Nissan Micra not Euro NCAP 5-star rated; does it matter?

08/06/2010 - 09:49 | ,  ,  ,   | Naveen

The new Nissan Micra supermini due to go on sale in the Europe in November, 2010 is unlikely to score the 'esteemed' 5-star Euro NCAP rating. The 2011 Nissan Micra would most probably settle with a 4-star rating.

The reason for the Nissan Micra's inability to get the 5th star is because of the revised crash safety scoring system by Euro NCAP for 2010. As per the new norms only a vehicle with stability control as standard on most of its versions would get a Euro NCAP 5.

The latest Nissan Micra has been designed mostly for the developing markets unlike its predecessor, so the focus of the new Micra is more on simplicity, functionality and low production and running costs.

Vincent Cobee, Project Director for the new Nissan Micra -

We want to be competitive on safety, but to achieve the new five-star rating becomes outrageous.
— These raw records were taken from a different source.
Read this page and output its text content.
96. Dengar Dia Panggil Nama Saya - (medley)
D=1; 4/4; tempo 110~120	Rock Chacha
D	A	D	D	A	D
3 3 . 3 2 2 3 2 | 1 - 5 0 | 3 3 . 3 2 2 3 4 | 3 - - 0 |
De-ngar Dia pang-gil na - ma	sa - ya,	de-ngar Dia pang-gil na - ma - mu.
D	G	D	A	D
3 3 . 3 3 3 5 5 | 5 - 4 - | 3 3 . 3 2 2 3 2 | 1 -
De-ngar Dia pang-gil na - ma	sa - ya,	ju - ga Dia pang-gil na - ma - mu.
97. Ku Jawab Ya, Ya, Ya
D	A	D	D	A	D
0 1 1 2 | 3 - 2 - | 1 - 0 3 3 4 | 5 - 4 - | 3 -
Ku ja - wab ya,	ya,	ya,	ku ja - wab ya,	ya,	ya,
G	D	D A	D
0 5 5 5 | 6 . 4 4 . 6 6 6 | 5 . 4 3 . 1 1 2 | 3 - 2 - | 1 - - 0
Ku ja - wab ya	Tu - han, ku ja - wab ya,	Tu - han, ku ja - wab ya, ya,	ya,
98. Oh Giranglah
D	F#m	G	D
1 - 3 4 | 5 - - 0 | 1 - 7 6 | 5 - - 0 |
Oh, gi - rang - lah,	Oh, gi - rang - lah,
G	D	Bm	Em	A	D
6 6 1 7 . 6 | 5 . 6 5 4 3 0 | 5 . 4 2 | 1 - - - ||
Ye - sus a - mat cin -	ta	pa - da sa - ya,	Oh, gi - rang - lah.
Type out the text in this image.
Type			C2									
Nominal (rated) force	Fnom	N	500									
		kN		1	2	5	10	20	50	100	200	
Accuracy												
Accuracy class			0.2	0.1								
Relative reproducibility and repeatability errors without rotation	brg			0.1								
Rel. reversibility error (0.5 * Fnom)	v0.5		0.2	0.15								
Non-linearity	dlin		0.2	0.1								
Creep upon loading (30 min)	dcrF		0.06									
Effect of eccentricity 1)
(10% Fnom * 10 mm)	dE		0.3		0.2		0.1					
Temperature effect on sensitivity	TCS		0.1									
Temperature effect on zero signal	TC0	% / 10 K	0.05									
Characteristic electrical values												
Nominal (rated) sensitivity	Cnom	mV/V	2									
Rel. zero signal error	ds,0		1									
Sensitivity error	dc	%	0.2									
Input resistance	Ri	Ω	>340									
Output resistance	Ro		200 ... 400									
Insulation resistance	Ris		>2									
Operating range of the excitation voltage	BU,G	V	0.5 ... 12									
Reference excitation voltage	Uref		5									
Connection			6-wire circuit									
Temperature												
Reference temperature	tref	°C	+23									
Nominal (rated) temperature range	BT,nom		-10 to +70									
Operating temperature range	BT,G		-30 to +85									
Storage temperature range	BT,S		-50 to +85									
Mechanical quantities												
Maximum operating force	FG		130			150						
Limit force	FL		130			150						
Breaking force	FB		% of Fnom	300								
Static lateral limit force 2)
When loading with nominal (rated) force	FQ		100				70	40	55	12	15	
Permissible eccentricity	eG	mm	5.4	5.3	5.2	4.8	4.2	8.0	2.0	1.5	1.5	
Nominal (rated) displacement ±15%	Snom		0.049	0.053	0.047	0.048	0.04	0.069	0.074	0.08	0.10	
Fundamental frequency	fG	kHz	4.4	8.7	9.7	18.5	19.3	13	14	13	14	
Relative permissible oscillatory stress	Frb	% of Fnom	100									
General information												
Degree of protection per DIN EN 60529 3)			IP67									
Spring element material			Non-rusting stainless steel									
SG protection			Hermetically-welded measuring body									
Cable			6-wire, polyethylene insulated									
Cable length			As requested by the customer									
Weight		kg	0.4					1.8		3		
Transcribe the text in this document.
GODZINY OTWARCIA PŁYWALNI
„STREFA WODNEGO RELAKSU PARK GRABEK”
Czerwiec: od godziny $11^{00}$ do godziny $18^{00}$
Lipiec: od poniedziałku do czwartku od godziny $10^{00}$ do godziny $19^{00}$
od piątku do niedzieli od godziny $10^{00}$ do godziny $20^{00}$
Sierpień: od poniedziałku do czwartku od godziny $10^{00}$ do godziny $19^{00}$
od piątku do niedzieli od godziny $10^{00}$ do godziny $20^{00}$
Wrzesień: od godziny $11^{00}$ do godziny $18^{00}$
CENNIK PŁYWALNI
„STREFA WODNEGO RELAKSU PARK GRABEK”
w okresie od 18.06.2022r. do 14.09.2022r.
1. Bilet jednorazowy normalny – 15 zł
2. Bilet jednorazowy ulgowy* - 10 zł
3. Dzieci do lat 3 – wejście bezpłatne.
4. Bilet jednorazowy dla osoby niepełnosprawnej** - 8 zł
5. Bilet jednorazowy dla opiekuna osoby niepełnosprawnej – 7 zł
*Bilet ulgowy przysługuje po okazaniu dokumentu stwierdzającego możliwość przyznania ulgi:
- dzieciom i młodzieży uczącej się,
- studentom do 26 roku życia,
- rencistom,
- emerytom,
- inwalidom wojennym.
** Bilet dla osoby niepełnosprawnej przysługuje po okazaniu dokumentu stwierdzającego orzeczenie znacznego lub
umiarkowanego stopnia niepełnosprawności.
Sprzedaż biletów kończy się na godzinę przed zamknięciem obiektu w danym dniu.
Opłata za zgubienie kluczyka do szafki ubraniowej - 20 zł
We are making no definitive statement on the rating we expect, but let us say that three stars would not put us in the right competitive set.
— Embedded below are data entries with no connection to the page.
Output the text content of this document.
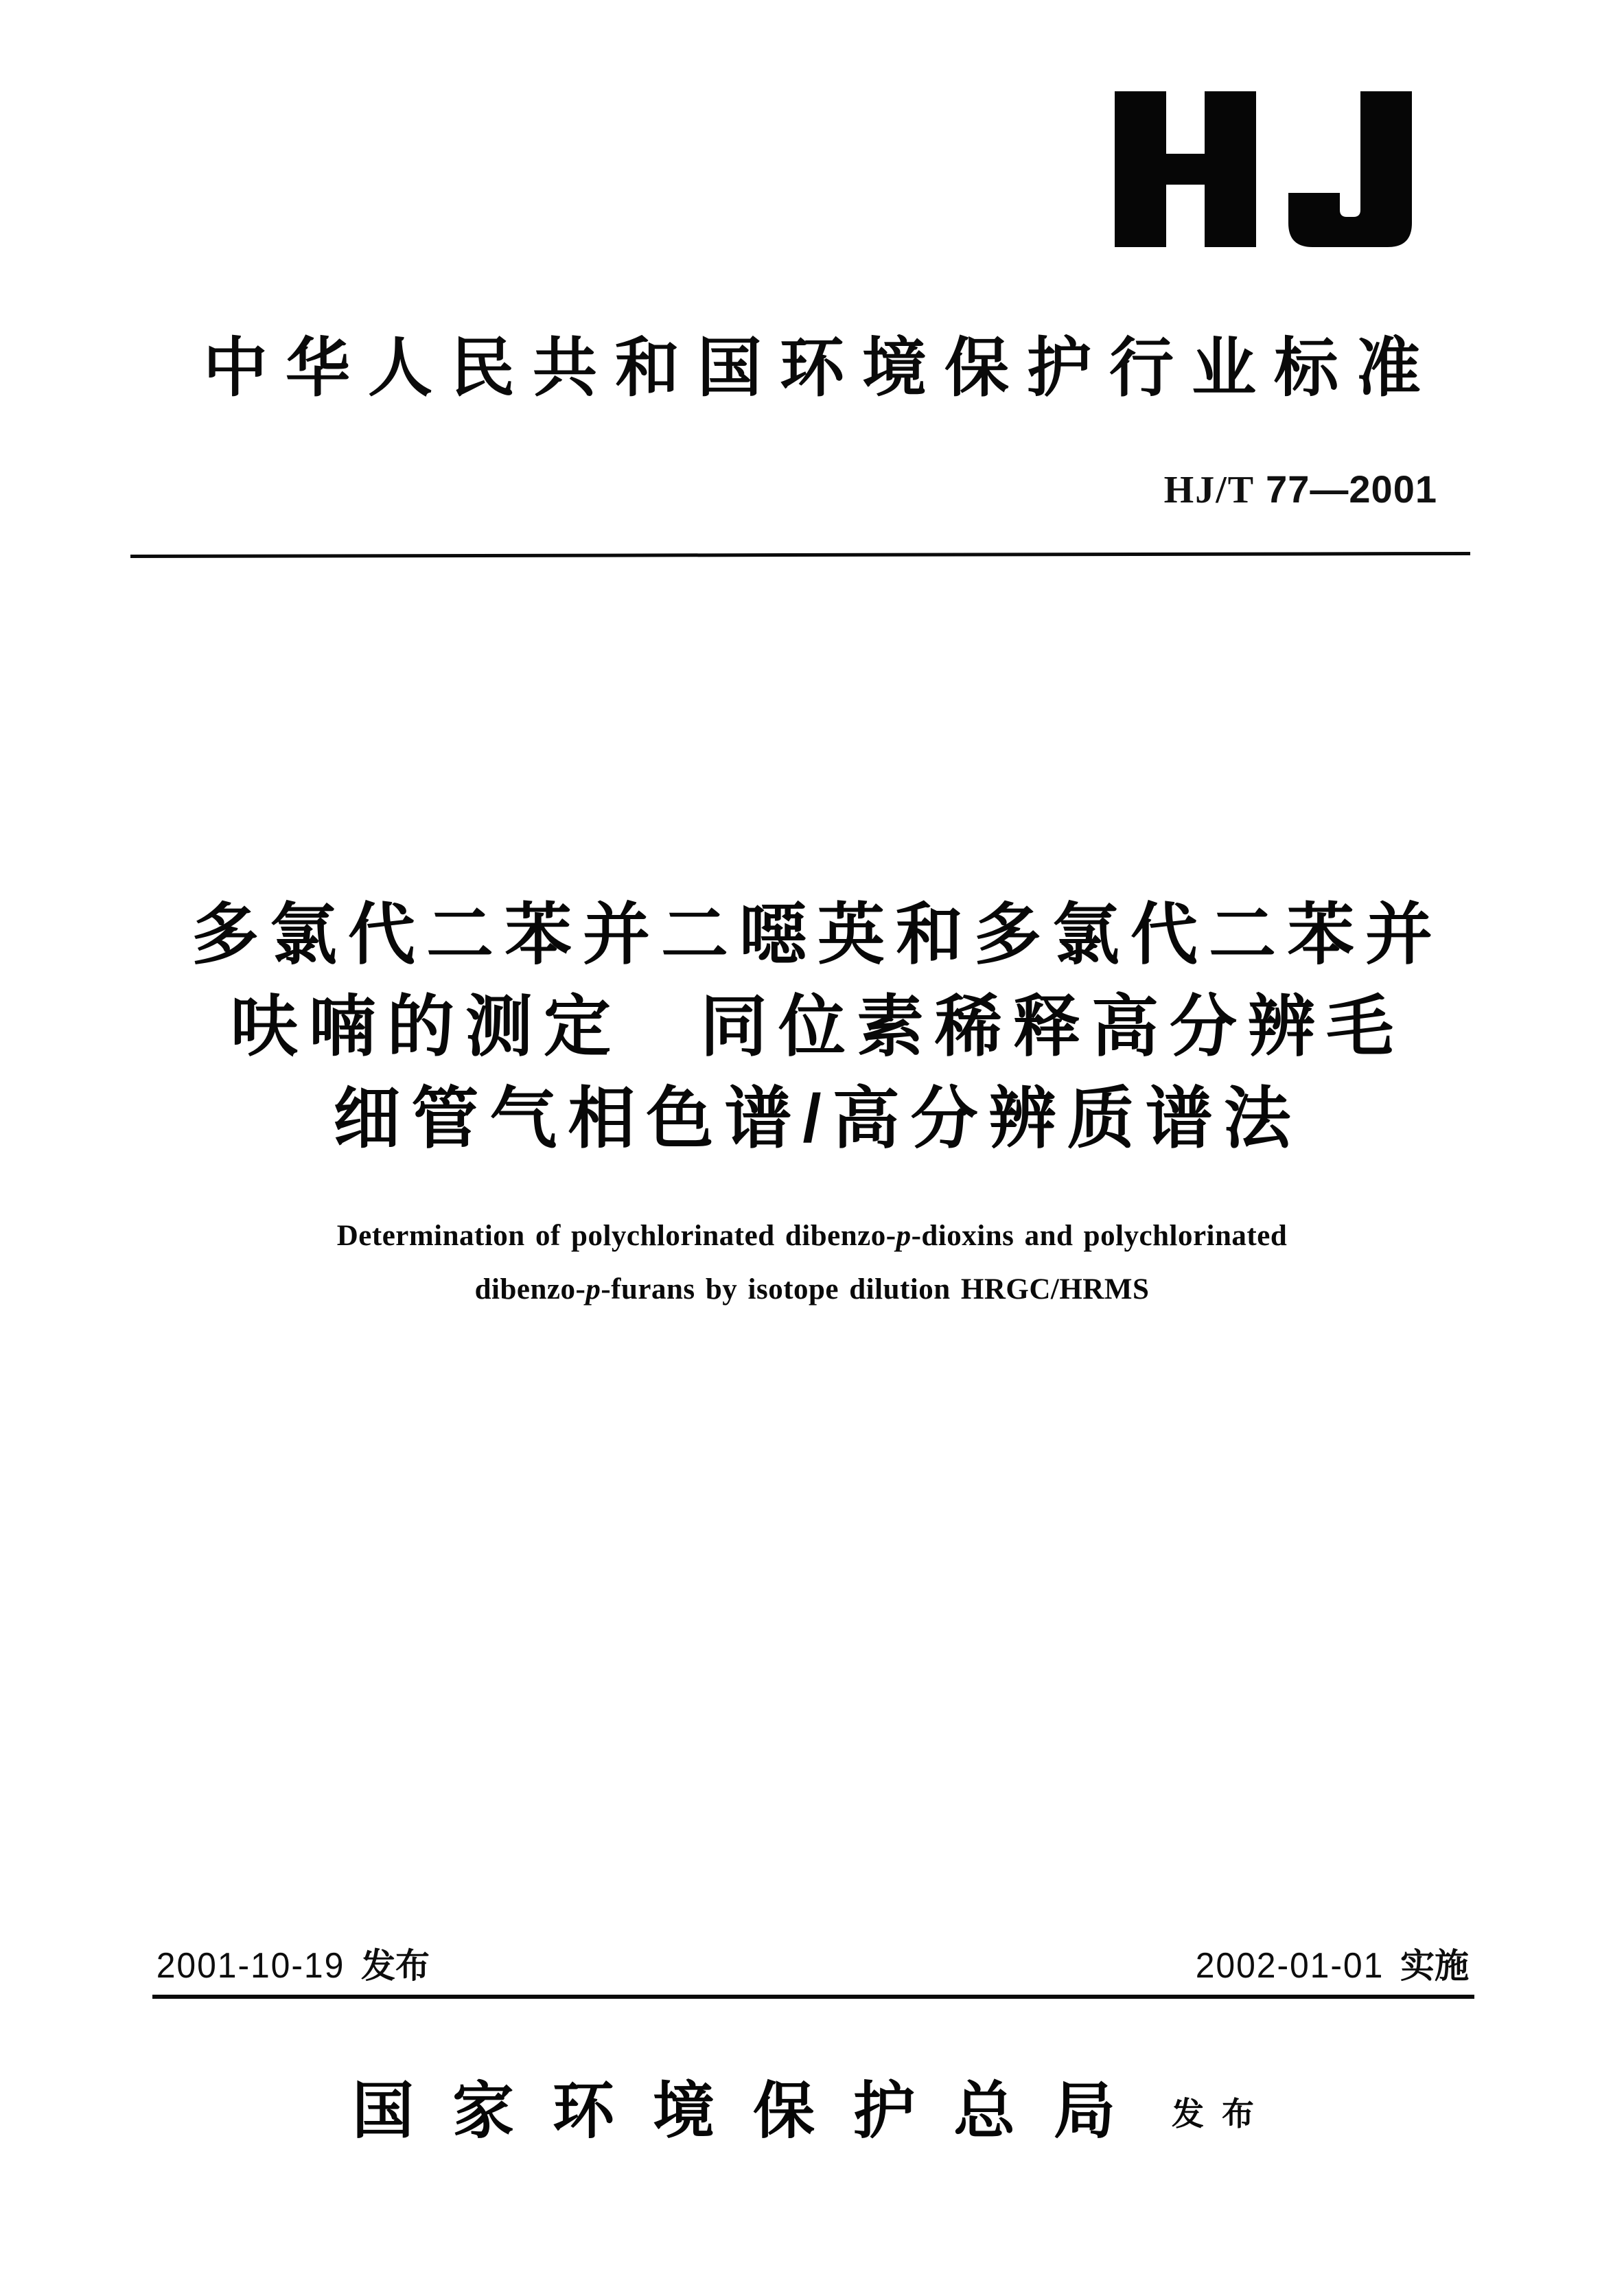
中华人民共和国环境保护行业标准
HJ/T 77—2001
多氯代二苯并二噁英和多氯代二苯并
呋喃的测定　同位素稀释高分辨毛
细管气相色谱/高分辨质谱法
Determination of polychlorinated dibenzo-p-dioxins and polychlorinated
dibenzo-p-furans by isotope dilution HRGC/HRMS
2001-10-19 发布	2002-01-01 实施
国家环境保护总局 发布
Does the fifth star really matter for the Indians? No, not at all. Even if Nissan goes all the way to get the stability control on the Micras and get a Euro NCAP 5-star, the Indian version would still come with the basic safety features- just two front airbags and ABS (that too only in the end version), while side curtain airbags, stability control would be ignored for the Indian market.

So a Euro NCAP 5-star on the European versions of a car doesn't really help improve the safety standards of the same car sold in India.
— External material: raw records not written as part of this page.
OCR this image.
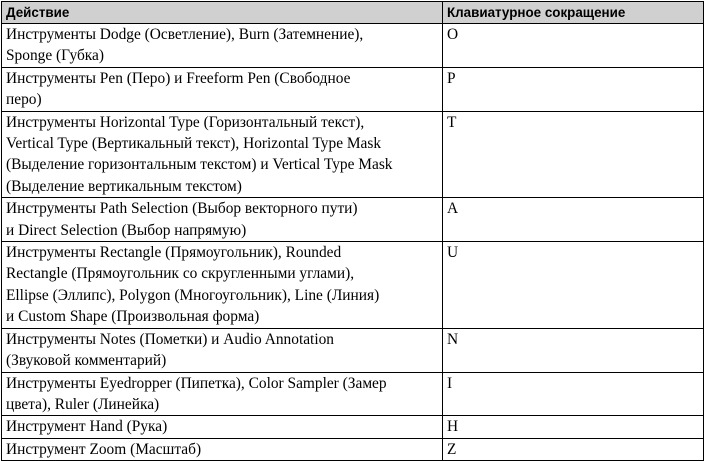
Действие	Клавиатурное сокращение

Инструменты Dodge (Осветление), Burn (Затемнение),
Sponge (Губка)	O

Инструменты Pen (Перо) и Freeform Pen (Свободное
перо)	P

Инструменты Horizontal Type (Горизонтальный текст),
Vertical Type (Вертикальный текст), Horizontal Type Mask
(Выделение горизонтальным текстом) и Vertical Type Mask
(Выделение вертикальным текстом)	T

Инструменты Path Selection (Выбор векторного пути)
и Direct Selection (Выбор напрямую)	A

Инструменты Rectangle (Прямоугольник), Rounded
Rectangle (Прямоугольник со скругленными углами),
Ellipse (Эллипс), Polygon (Многоугольник), Line (Линия)
и Custom Shape (Произвольная форма)	U

Инструменты Notes (Пометки) и Audio Annotation
(Звуковой комментарий)	N

Инструменты Eyedropper (Пипетка), Color Sampler (Замер
цвета), Ruler (Линейка)	I

Инструмент Hand (Рука)	H

Инструмент Zoom (Масштаб)	Z
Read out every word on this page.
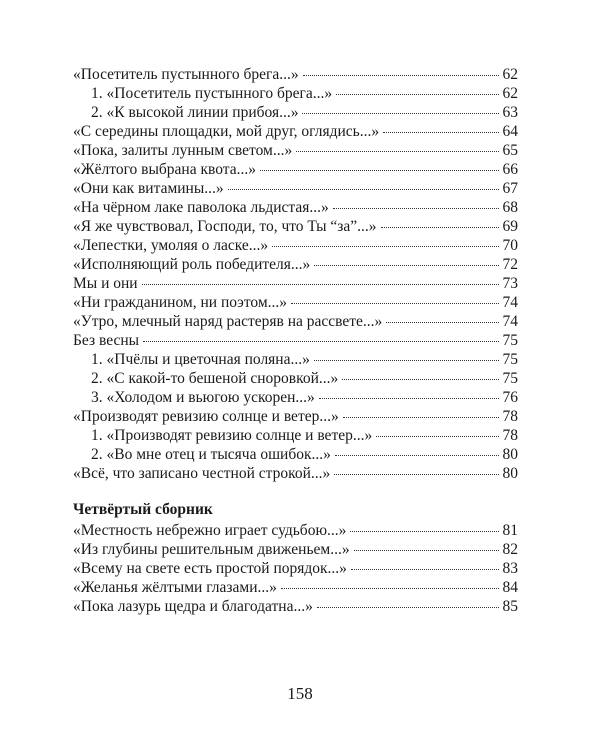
«Посетитель пустынного брега...»	62
1. «Посетитель пустынного брега...»	62
2. «К высокой линии прибоя...»	63
«С середины площадки, мой друг, оглядись...»	64
«Пока, залиты лунным светом...»	65
«Жёлтого выбрана квота...»	66
«Они как витамины...»	67
«На чёрном лаке паволока льдистая...»	68
«Я же чувствовал, Господи, то, что Ты “за”...»	69
«Лепестки, умоляя о ласке...»	70
«Исполняющий роль победителя...»	72
Мы и они	73
«Ни гражданином, ни поэтом...»	74
«Утро, млечный наряд растеряв на рассвете...»	74
Без весны	75
1. «Пчёлы и цветочная поляна...»	75
2. «С какой-то бешеной сноровкой...»	75
3. «Холодом и вьюгою ускорен...»	76
«Производят ревизию солнце и ветер...»	78
1. «Производят ревизию солнце и ветер...»	78
2. «Во мне отец и тысяча ошибок...»	80
«Всё, что записано честной строкой...»	80
Четвёртый сборник
«Местность небрежно играет судьбою...»	81
«Из глубины решительным движеньем...»	82
«Всему на свете есть простой порядок...»	83
«Желанья жёлтыми глазами...»	84
«Пока лазурь щедра и благодатна...»	85
158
Lets take the 'uber-cool' Hyundai i20 for example. Hyundai is aggressively marketing as a Euro NCAP 5-star rated car and many i20s have a 'Euro NCAP 5-star' sticker on the rear windscreen. But the specs of the car sold here in India would qualify only for a 4-star rating because there is no stability control and side curtain airbags are available only in the top-end variant. So the Indian i20 isn't a 'Euro NCAP 5-star rated' car.

It is time for the Indian consumers to wake up and question companies' shrewd marketing strategies. Or at least people should not believe the lies they are selling in the name of marketing.